Verdict for the Plaintiff.

The Plaintiff appeared in person.

Havili appeared for the Defendant.

C.A.V.

BROWNLEES J.: It is not disputed that Paula Malungahu, Defendant in this case, was registered as the town allotment holder of the area in dispute on 23rd July, 1937, nor that he leased that area, or part of it to the Free Church of Tonga on 19th September, 1941. The question for the Court to decide is whether his registration was lawful. If it was not, then it is void, and any lease granted by the Defendant is also void.

The Defendant's claim to have been properly registered is shortly this. About the year 1911 at Ha'afeva Tu'ulietoka Saletili, the then Tofi'a Holder, after conversation with the then Governor of Ha'apai, granted Makave to him — the Defendant. Such grant was verbal, and was not followed by Registration. Nevertheless

Defendant maintains that it was binding and legal, since under the Law of Tonga, 1903, Section 563 it merely says that every Tongan shall be entitled to a hereditary village (town) allotment, but does not state the manner in which such town allotment shall be granted nor that it must be registered. In respect of grant a clear cut distinction is drawn between town and tax allotment; provision is made, in the very same section, for the registration of the latter and the grant of deed to the 'api holder by the Minister of Lands or his Deputy.

The contention that the grant of town allotments might be verbal, and that there was no need for registration, is supported by Ata, who had considerable experience as Minister of Lands before the change in the Law in 1927, and Siaki Lolohea, (District Officer, Lifuka, for many years prior to 1927.

However, Ordinance No. 2 of 1918 (p. 5 of 1918 Gazette) fixes the fees for the registration of a town allotment. This Ordinance was passed with the specific purpose of removing doubts as to whether fees were payable to the Minister of Lands on the registration of town allotments. It does not, however, necessarily imply that a grant of a town allotment was invalid unless it was registered. The Court is consequently of the opinion that until the coming into force of the Land Act, 1927, a town allotment might be granted verbally by the Minister, His Deputy or the Tofia Holder.

Was such grant made to the Defendant by the then Deputy Minister at the instance of Tu'uhetoka Sakti The Plaintiff has shown that he is the Tu'uhetoka, and as such in entitled to the lands included in the Tofi'a of Ha'afeva. Consequently, since the land was originally in the possession of the present Tu'uhetoka, or his forebears the onus of proof rests with the Defendant to show that he obtained legal title to the land in dispute.

To support his claim there is only his own word, supported to a negative extent by the evidence of Ulaiasi Taukapo'ochau, who remembers a fono at which Tu'ubetoka Saletili stated that town allotments near the boundary should be deemed to come right up to the town fence.
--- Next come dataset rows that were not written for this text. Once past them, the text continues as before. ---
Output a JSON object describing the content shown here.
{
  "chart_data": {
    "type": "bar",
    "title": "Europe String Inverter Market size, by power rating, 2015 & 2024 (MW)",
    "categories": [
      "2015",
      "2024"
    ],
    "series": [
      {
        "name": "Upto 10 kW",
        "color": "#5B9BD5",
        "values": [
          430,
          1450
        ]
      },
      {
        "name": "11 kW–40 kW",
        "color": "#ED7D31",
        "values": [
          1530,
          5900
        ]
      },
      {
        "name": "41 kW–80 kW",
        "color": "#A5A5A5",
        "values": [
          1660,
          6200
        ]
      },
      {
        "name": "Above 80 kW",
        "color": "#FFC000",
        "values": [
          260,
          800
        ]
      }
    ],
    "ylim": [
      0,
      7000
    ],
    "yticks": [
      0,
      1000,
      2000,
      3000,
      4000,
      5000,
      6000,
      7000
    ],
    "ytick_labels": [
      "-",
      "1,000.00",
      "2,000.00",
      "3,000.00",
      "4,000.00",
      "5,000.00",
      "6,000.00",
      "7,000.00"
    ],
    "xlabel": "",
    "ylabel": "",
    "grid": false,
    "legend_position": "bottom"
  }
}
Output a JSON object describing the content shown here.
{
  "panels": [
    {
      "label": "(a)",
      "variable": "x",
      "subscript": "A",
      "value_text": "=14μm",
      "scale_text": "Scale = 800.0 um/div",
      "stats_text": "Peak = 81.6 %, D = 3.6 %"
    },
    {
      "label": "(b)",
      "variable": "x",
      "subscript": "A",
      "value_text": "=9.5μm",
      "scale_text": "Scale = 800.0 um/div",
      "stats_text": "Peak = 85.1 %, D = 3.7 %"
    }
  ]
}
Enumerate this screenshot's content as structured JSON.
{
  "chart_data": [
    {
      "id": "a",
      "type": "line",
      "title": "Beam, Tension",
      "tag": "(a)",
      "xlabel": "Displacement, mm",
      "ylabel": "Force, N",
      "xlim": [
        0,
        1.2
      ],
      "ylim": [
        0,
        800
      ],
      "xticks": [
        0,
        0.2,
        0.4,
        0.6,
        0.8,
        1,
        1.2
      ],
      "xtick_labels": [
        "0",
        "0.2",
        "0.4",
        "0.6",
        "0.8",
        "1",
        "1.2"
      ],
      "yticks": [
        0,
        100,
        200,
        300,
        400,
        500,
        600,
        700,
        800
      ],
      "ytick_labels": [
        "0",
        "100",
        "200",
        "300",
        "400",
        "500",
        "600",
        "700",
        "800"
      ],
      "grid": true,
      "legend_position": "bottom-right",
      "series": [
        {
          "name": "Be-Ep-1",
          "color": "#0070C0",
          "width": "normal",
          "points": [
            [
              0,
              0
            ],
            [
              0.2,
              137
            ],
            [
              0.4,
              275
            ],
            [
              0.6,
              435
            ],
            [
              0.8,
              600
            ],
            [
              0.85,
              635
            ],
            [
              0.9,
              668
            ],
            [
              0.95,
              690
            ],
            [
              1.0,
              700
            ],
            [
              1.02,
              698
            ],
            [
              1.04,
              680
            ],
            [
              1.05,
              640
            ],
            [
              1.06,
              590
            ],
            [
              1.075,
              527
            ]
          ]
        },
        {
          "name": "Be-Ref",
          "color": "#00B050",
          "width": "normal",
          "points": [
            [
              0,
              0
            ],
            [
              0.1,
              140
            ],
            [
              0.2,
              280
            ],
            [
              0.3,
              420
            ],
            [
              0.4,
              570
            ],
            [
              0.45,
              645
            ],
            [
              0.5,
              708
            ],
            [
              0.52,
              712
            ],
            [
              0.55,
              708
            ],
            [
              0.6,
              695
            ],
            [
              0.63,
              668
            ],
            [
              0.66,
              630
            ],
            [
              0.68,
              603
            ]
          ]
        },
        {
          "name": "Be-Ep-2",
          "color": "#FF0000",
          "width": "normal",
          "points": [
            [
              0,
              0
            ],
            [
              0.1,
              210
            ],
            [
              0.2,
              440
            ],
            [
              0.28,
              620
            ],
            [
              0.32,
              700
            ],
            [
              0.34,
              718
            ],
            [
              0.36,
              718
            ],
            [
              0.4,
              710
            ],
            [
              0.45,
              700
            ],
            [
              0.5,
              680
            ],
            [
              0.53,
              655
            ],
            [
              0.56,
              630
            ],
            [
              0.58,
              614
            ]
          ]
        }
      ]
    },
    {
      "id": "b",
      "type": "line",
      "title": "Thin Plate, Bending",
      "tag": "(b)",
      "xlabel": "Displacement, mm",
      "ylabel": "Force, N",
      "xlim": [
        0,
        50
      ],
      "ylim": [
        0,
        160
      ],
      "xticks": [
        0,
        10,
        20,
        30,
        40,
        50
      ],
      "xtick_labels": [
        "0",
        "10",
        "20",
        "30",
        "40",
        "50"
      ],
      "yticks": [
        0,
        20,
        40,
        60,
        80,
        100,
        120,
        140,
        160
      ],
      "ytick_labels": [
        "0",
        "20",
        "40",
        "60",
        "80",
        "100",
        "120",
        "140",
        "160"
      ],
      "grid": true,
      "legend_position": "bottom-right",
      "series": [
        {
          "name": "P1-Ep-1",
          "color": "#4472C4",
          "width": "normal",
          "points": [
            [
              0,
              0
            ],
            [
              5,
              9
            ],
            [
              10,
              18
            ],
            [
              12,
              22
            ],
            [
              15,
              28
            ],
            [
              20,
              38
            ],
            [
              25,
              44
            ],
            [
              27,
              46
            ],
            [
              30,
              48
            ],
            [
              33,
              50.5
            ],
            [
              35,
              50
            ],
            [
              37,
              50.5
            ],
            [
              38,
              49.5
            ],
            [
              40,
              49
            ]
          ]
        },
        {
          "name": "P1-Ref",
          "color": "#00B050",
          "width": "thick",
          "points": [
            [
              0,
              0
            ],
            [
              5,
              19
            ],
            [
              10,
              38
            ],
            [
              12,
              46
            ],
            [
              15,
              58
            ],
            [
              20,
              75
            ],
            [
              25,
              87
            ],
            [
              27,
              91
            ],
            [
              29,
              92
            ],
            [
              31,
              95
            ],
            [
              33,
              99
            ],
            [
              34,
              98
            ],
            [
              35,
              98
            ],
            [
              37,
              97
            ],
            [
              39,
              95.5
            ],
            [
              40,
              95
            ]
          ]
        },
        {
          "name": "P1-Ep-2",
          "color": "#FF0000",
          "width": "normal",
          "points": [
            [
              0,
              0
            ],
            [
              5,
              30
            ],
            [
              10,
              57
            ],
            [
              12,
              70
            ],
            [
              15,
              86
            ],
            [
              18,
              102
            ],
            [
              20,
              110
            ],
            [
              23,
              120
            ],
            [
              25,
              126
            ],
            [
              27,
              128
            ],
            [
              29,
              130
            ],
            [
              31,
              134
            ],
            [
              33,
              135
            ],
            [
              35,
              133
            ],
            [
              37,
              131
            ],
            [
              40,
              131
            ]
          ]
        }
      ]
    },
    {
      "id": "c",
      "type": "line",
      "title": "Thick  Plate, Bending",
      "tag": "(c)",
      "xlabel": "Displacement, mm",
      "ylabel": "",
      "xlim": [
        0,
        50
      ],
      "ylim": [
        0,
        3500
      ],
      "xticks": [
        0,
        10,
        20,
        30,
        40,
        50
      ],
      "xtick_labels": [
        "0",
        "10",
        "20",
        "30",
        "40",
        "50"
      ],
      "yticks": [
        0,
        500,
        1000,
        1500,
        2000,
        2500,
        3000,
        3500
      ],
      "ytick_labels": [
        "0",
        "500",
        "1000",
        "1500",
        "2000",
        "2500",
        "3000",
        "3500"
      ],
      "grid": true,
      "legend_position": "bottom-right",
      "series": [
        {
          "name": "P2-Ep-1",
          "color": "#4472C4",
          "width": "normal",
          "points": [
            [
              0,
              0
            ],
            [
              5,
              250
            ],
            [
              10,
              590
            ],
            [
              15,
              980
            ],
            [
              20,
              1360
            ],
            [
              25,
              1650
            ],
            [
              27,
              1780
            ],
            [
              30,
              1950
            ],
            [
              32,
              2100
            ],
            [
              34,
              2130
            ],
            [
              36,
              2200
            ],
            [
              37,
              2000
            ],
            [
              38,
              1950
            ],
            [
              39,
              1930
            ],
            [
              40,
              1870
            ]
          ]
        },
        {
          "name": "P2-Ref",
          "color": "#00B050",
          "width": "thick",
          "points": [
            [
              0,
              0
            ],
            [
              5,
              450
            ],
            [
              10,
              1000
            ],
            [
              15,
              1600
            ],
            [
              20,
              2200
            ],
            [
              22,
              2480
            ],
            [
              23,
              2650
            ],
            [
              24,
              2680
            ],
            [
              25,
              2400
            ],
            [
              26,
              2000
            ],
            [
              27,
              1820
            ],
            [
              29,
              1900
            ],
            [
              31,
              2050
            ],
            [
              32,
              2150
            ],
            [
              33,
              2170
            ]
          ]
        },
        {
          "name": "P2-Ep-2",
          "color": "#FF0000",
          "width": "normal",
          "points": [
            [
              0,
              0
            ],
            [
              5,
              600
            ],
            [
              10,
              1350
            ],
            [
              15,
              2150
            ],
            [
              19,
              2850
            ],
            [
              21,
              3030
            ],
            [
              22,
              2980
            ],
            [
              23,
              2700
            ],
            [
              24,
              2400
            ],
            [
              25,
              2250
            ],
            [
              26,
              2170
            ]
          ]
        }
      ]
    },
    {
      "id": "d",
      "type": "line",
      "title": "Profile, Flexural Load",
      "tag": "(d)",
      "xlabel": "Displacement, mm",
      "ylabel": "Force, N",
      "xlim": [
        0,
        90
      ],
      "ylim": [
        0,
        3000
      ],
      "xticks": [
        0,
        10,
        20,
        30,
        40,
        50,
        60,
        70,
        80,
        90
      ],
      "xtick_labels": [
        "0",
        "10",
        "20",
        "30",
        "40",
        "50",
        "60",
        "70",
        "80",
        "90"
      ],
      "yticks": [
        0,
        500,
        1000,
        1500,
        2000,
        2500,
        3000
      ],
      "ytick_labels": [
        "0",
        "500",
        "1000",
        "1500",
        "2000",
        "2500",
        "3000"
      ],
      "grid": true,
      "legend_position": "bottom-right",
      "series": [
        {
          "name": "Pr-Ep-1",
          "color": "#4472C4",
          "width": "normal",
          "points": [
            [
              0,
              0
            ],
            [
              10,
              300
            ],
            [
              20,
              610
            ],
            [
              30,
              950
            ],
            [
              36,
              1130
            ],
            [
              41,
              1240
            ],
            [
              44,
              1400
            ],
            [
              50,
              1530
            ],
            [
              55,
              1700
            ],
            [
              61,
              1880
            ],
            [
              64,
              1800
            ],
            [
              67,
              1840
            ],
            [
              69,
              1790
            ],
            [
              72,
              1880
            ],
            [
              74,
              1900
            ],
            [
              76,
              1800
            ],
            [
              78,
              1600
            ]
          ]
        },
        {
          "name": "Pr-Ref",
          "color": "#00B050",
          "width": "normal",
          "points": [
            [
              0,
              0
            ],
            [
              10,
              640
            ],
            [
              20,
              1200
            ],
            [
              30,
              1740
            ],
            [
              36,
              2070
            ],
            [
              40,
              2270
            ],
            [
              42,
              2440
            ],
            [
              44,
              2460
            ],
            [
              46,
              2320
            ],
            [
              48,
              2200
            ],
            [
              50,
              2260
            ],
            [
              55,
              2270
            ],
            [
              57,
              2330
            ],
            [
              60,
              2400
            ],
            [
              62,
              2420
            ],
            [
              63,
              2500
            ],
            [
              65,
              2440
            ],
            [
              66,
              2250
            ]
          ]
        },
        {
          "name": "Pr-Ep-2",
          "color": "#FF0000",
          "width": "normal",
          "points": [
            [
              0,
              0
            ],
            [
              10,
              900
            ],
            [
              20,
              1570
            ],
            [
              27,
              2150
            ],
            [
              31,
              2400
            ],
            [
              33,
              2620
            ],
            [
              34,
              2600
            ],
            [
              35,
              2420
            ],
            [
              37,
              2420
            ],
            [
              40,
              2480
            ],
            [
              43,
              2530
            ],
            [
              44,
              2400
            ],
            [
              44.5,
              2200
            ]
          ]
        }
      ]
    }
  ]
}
But Ulaiasi cannot remember any grant to Defendant, but presumed he acquired the land through one Hea who acquired the right through marriage with the daughter of Noa, the original occupier This evidence is insufficient to sustain the Defendant's claim.

With regard to the actual registration of the allotment in the name of the Defendant in 1937, Plaintiff denies that his consent was obtained to the grant, or that he was consulted in the matter and this denial has not been rebutted by Defendant. Such grant is accordingly void. (Proviso to S.8 of Chapter 27 of the Law of Tonga 1928).

The Court finds as follows:

(a) That the land in dispute, Makave is in the Tofi'a of Ha'afeva of which Tofi'a Plaintiff is the Holder;
(b) That prior to 1937 the Defendant squatted on Makave by consent of the Tofi'a Holder, but did not acquire legal title thereto, either by grant or inheritance;
(c) That on 23rd July, 1937 Defendant was granted the town allotment in dispute, Makave, by the Deputy Minister of Lands but such grant was void since the Tofi'a Holder was not consulted, nor his consent obtained;
(d) That Makave remains the property of the Tofi'a Holder, at present the Plaintiff.

Judgment for Plaintiff with costs.

EDITOR'S NOTE: The Defendant appealed. On the 22nd March, 1940, the Privy Council (Carew C.J.) upheld the appeal on the ground that the action was not commenced within the statutory ten years. No other red sons were given.